Human traffickers get life sentences for 71 deaths


A Hungarian court has extended the prison sentences of four human traffickers convicted last year for their roles in a 2015 incident in which 71 migrants suffocated in the back of a refrigerated truck found on a highway in Austria.

According to yesterday's decision by an appeals court in the southern city of Szeged, an Afghan man and two Bulgarian accomplices were sentenced to life in prison without the possibility of parole, while another Bulgarian man able to request his release after 30 years in prison. A year ago, all four had been given 25-year sentences for belonging to a criminal organization and committing multiple crimes, including human smuggling and manslaughter. Ten other defendants, mostly Bulgarians, were given prison terms ranging between four and 12 years.

The victims, from Syria, Iraq and Afghanistan, were among hundreds of thousands of desperate people fleeing war and poverty in the Middle East and elsewhere in 2015, triggering Europe's worst migrant crisis since World War II. Hungary took over the proceedings from Vienna after it emerged that the migrants had suffocated on Hungarian soil.
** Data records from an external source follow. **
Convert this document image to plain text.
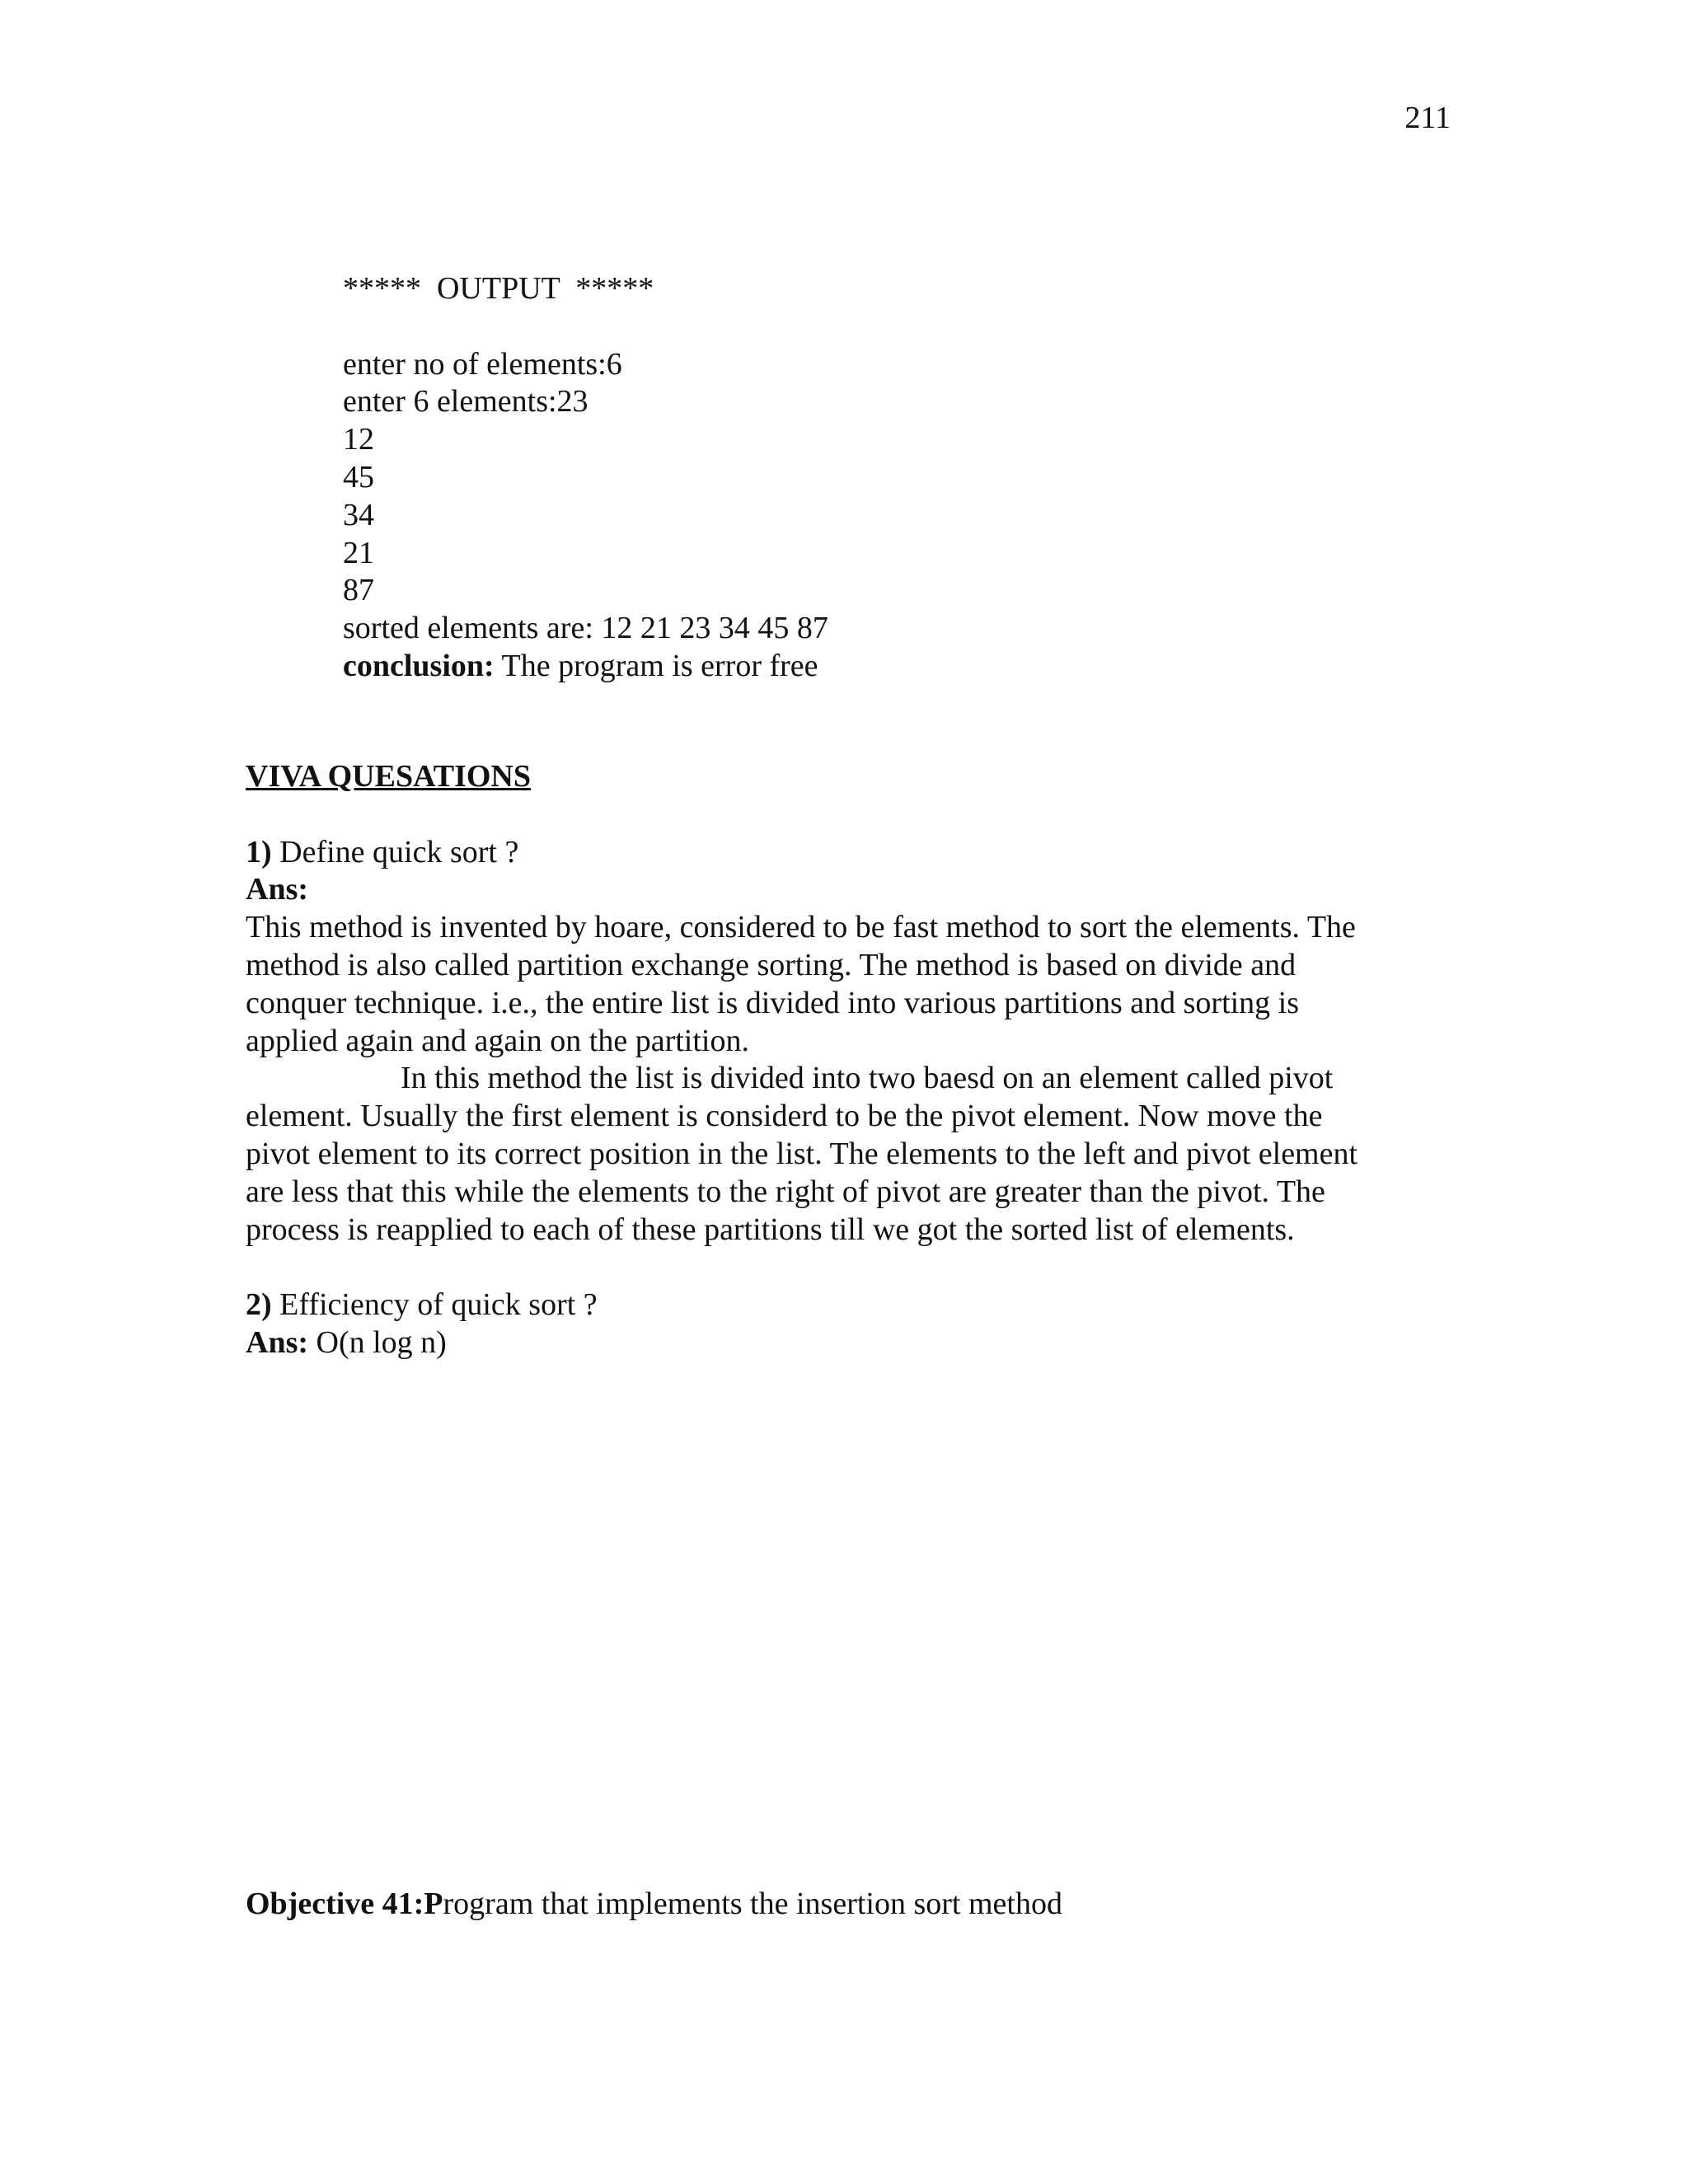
211
*****  OUTPUT  *****
enter no of elements:6
enter 6 elements:23
12
45
34
21
87
sorted elements are: 12 21 23 34 45 87
conclusion: The program is error free
VIVA QUESATIONS
1) Define quick sort ?
Ans:
This method is invented by hoare, considered to be fast method to sort the elements. The
method is also called partition exchange sorting. The method is based on divide and
conquer technique. i.e., the entire list is divided into various partitions and sorting is
applied again and again on the partition.
In this method the list is divided into two baesd on an element called pivot
element. Usually the first element is considerd to be the pivot element. Now move the
pivot element to its correct position in the list. The elements to the left and pivot element
are less that this while the elements to the right of pivot are greater than the pivot. The
process is reapplied to each of these partitions till we got the sorted list of elements.
2) Efficiency of quick sort ?
Ans: O(n log n)
Objective 41:Program that implements the insertion sort method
Hungarian prosecutors said the ring was a professional trafficking network with more than 15 vehicles used to transport refugees trekking up from Greece along the western Balkans to Europe. The Budapest-based gang smuggled more than 1,100 people from Hungary into Austria from February 2015, charging up to 1,500 euros ($1,760) per person. The bodies of 59 men, eight women and four children, including a baby girl, were already in an advanced state of decomposition when they were discovered in an abandoned poultry refrigerator lorry on Aug. 27, 2017.